沈淑瑜之事若是定了罪的话,那沈家的名声就全完了!
这些年沈家本就是靠姻亲来支撑着原本的声望,如果连名声都不行了的话,往后谁还肯和沈家结亲?!
沈老太太把心一横,只重复着说道:“请陛下明察秋毫!”
眼见蔺君泓丝毫让步的意思都没,沈老太太暗下决心,终是说道:“若陛下执意这般处罚她,老身只有一个请求。”
“说。”
“求陛下准许,让老身将她带回去,亲自惩戒她。”
蔺君泓猛地看了过去。
沈老太太为了维护家中声誉,居然想要将此事在明面上遮掩过去,而后让沈淑瑜在沈家遭受处置。
至于这处置是什么……
能和断臂的处罚相提并论的,而且是能够在家处置的,那答案昭然若揭。
蔺君泓又问了一次。
沈老太太神色如常,只脸色稍稍白了点,依然坚持刚才那句话。
刚才一直跪在旁边沈淑瑜,这时候忽地明白过来,膝行着到了沈老太太的跟前痛哭不已。河阳郡王妃也跟着到了沈老太太跟前去哭。
沈老太太不为所动,依然求蔺君泓给个明确答案。
就在这个时候,院子里响起了一阵骚乱。不多时,蔺时谦缓步行了进来。
蔺君泓和元槿神色如常,看到蔺时谦的时候神色平静。不过,旁人这才知道,沈老太太刚才那样百般的来回说着,无非是一个字,拖。
拖到了蔺时谦过来,再做定夺。
蔺君泓不甚在意的把玩着手边的玉笛,淡淡看了沈家众人一眼。不置可否。
蔺时谦进屋的时候并未牵着多多,而是由杜公公抬手引着往前行去。
四卫看到这个情形,暗自松了口气。因为这般的状况下,看不出蔺时谦的眼睛有何问题。
不过沈淑瑜的眼神闪烁了下,只是因为她大半边的脸都已经肿了,眼睛也看不甚清,所以没人看到她眼中一闪而过的锋芒。

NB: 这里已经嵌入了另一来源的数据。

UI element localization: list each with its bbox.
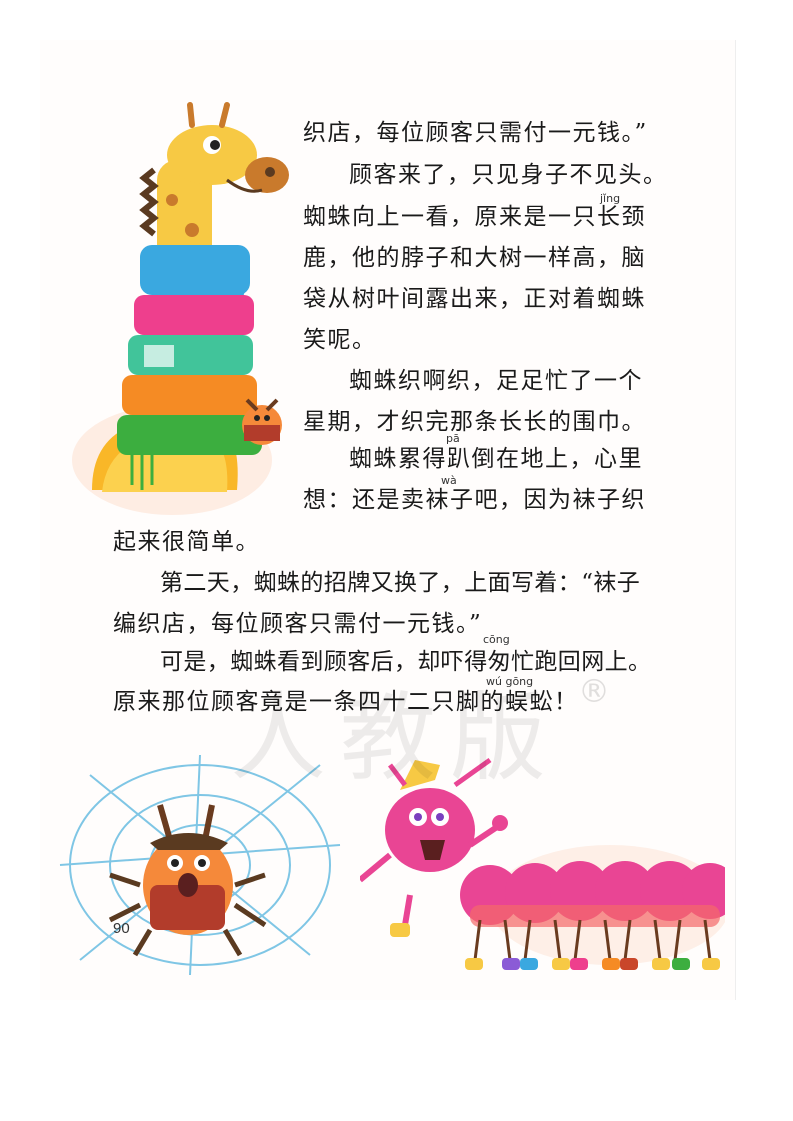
text-line-4: 鹿，他的脖子和大树一样高，脑 [303,245,646,271]
registered-mark: ® [578,672,610,710]
text-line-2: 顾客来了，只见身子不见头。 [349,162,668,188]
text-line-3: 蜘蛛向上一看，原来是一只长颈 [303,204,646,230]
pinyin-wa: wà [441,474,457,487]
text-line-11: 起来很简单。 [113,529,260,555]
text-line-13: 编织店，每位顾客只需付一元钱。” [113,611,483,637]
page-number: 90 [113,920,130,937]
text-line-7: 蜘蛛织啊织，足足忙了一个 [349,368,643,394]
text-line-8: 星期，才织完那条长长的围巾。 [303,409,646,435]
text-line-9: 蜘蛛累得趴倒在地上，心里 [349,446,643,472]
text-line-14: 可是，蜘蛛看到顾客后，却吓得匆忙跑回网上。 [160,649,652,675]
pinyin-cong: cōng [483,633,510,646]
giraffe-illustration [72,102,289,515]
text-line-5: 袋从树叶间露出来，正对着蜘蛛 [303,286,646,312]
text-line-15: 原来那位顾客竟是一条四十二只脚的蜈蚣！ [113,689,579,715]
publisher-watermark: 人教版 [230,682,560,794]
text-line-6: 笑呢。 [303,327,377,353]
text-line-10: 想：还是卖袜子吧，因为袜子织 [303,487,646,513]
centipede-illustration [360,757,725,970]
text-line-1: 织店，每位顾客只需付一元钱。” [303,120,648,146]
pinyin-jing: jǐng [600,192,621,205]
spider-web-illustration [59,754,341,976]
pinyin-wugong: wú gōng [486,675,534,688]
pinyin-pa: pā [446,432,460,445]
text-line-12: 第二天，蜘蛛的招牌又换了，上面写着：“袜子 [160,570,641,596]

蔺时谦坐定后,沈老太太沉声一字字将事情大致讲了,无非就是沈淑瑜误闯了昭远宫而后被蔺君泓治罪的事情。然后求蔺时谦帮忙求情。
“老身没有旁的请求,只求王爷看在千梅多年服侍的情分上,帮一帮沈家。”沈老太太对蔺时谦说道:“淑瑜既是千梅的侄女儿,也是王爷的侄女儿。”
她知道蔺时谦最是个心软的人,所以特意在过来的时候让人去请了蔺时谦。
本想着蔺时谦既然来了,定然会出手相助,哪知道蔺时谦居然想也不想就拒了她的请求,“不可能。”
“为何?”沈老太太看到蔺时谦也这样干脆的给了答案,心中暗恨不已,却还是语气和善的问道:“王爷若是计较千梅之前的所作所为,我定然要她亲自向王爷道歉!”
“她的事情与我何干?”蔺时谦淡笑着,“我是臣,陛下是君。君王之令,怎敢不从!”
说着就要起身跪下去。幸好元槿走得快,及时扶了他一把,这才没有跪实。
沈老太太没料到竟然会出现这样的状况,一时间不知该如何应对。
在她看来,蔺时谦最疼爱的依然是沈千梅。沈千梅做错了那么多事情,蔺时谦都没有休了她,足以见得夫妻俩感情极好。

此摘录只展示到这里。